MACAW

While there are a lot of different corner cases that this paper presents, and a lot of different reasons for the algorithms presented, the final protocol is quite simple to explain. The protocol is essentially RRTS-RTS-CTS-DS-DATA-ACK. This is improved over the MACA algorithm, which only had RTS-CTS-DATA. The paper lists one-by-one the reasons for this algorithm. Let's start with the DS (data sending). Whenever there is congestion, a node must wait until all data has already been sent before sending an RTS. However, when the node doesn't have the ability to detect whether or not data is being sent, it has no way of knowing when to send the RTS. The DS message solves this problem by describing how much time it will take the data to be sent, thereby letting all nodes know when they can send their next RTS.

We can continue with the RRTS. If a node cannot send a CTS because it is currently overhearing traffic from some other stream, then it must notify potential senders when that traffic is done.
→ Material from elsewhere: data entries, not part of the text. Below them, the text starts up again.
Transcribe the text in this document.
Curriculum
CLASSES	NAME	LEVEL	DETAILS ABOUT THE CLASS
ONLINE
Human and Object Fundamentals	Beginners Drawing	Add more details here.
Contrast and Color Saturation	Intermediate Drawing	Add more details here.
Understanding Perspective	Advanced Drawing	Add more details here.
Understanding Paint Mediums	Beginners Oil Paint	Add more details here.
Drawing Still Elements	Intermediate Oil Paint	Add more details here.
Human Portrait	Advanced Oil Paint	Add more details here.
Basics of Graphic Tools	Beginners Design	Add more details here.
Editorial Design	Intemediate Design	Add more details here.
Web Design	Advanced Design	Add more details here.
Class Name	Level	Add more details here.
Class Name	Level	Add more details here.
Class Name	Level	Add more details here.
It does so by using an RRTS, which tells the potential senders that they may now send an RTS message. Without the RRTS, potential senders would randomly send RTS messages, with almost no chance of doing so at a time when there was no interference.
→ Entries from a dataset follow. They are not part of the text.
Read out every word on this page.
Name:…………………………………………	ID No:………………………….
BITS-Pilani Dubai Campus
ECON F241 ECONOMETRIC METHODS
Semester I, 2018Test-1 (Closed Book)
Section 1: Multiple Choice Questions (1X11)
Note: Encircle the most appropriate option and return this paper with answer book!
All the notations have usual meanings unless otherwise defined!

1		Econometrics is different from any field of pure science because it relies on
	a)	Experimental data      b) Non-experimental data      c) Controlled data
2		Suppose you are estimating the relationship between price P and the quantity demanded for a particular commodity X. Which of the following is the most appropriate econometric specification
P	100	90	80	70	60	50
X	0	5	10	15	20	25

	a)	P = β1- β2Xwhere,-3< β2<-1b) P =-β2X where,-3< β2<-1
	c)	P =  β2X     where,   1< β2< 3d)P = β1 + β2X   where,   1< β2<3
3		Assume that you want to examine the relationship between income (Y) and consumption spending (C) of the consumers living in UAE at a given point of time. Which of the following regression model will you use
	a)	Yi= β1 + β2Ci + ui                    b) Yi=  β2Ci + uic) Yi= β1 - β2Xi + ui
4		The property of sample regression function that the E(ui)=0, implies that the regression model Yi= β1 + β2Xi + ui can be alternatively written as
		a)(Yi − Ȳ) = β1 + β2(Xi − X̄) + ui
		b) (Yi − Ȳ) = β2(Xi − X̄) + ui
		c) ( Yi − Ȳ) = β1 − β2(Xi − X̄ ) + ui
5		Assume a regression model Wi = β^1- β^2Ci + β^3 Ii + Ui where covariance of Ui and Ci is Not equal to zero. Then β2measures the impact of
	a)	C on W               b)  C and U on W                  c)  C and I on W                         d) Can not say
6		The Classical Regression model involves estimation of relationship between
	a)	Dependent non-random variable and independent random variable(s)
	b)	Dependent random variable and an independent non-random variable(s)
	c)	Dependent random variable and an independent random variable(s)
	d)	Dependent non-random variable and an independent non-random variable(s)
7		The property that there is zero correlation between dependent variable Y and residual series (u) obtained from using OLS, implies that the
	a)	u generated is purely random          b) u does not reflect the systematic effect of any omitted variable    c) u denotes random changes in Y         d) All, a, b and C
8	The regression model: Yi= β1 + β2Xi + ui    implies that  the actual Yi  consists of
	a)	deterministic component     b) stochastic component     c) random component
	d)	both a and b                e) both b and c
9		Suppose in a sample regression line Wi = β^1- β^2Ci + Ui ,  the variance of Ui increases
The last addition to the protocol is the ACK. This comes straight out of the E2E paper, which says that if something can be done more efficiently at the lower levels, it should be done there, rather than pushed to the ends. In this case, the use of the ACK allows for much higher throughput, because wireless links are considerably noisier and less reliable than physical links. Since the loss of a packet does not necessarily mean congestion of the link in question, TCP's congestion avoidance is not an appropriate reliability mechanism for wireless networks. Thus, the reliability is programmed in at the link layer.

There is one more significant issue that this paper raises, which is the question of the back-off counter. The paper suggests using a shared value for this back-off counter, since everyone should have a consistent view of the network. Anyone that receives a back-off value immediately stores it. The paper also suggests multiple back-off values: one for the sender and one for the receiver. If an RTS is sent but not received, this means that there is congestion at the receiver. If a CTS is sent but not received, this means that there is congestion at the sender. The back-off counters are decremented accordingly. At the same time, to avoid massive fluctuations in back-off counters, the increase/decrease algorithm is changed to a increase by a factor of 1.5, and a decrease by a constant of 1. All of these, when put together, allow a conistent view of the network by all nodes, as well as a fairly stable back-off counter.
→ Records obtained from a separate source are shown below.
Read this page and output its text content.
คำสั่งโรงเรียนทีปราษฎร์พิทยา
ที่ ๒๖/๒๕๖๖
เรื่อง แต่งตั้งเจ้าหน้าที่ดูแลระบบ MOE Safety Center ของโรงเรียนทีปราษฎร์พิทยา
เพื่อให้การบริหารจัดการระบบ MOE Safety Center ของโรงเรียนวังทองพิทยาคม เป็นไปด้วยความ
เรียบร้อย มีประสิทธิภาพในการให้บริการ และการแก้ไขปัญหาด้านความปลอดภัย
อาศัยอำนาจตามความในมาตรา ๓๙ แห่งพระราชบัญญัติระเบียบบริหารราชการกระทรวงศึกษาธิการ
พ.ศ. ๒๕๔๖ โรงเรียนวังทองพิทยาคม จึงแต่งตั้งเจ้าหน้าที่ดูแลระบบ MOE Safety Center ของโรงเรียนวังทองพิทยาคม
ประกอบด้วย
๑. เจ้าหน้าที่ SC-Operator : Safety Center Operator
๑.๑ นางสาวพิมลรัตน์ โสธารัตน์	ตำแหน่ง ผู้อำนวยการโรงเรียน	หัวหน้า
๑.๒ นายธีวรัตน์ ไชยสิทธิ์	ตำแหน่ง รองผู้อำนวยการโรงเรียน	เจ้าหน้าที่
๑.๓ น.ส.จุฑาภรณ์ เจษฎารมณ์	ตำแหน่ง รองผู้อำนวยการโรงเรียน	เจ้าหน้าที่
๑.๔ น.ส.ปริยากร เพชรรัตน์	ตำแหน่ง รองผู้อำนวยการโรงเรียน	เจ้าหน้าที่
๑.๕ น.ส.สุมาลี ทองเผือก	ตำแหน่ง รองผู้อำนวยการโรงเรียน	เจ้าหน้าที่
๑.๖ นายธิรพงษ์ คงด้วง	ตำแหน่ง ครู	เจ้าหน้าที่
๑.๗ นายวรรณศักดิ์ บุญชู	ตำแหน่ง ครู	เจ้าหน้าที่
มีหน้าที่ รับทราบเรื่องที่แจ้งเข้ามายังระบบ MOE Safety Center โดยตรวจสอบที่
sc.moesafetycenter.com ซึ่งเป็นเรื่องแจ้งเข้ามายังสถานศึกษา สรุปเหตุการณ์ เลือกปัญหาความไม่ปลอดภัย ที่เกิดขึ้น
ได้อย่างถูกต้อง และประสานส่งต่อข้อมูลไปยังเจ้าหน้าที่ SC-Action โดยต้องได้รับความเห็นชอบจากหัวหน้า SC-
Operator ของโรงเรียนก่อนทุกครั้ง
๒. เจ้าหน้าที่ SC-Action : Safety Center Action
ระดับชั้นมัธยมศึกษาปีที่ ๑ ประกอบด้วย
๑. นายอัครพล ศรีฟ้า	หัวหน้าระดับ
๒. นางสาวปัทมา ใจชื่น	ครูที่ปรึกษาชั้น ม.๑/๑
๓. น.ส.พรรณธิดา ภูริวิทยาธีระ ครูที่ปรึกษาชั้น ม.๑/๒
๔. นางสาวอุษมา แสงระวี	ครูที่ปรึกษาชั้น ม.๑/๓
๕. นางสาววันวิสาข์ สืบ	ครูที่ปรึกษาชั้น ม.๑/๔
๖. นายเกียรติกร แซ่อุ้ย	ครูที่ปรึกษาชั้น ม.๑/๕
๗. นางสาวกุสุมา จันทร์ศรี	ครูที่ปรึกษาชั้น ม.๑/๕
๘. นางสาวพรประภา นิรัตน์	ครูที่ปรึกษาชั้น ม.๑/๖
This paper mentions almost nothing about nodes entering and leaving the ranges of base stations. Suppose a node leaves the range of a base station while the base station is transmitting to it? Does the lack of an ACK mean that the base station will try to retransmit? Similarly, suppose a node enters the network. How does it go about making contact with a base station, while making sure not to cause interference with transmissions that are currently in progress? It could listen for DS messages, and then send an RTS at the next available time slot, but this would certainly not work if it were alone in the network. These questions seem to be left unanswered by the paper.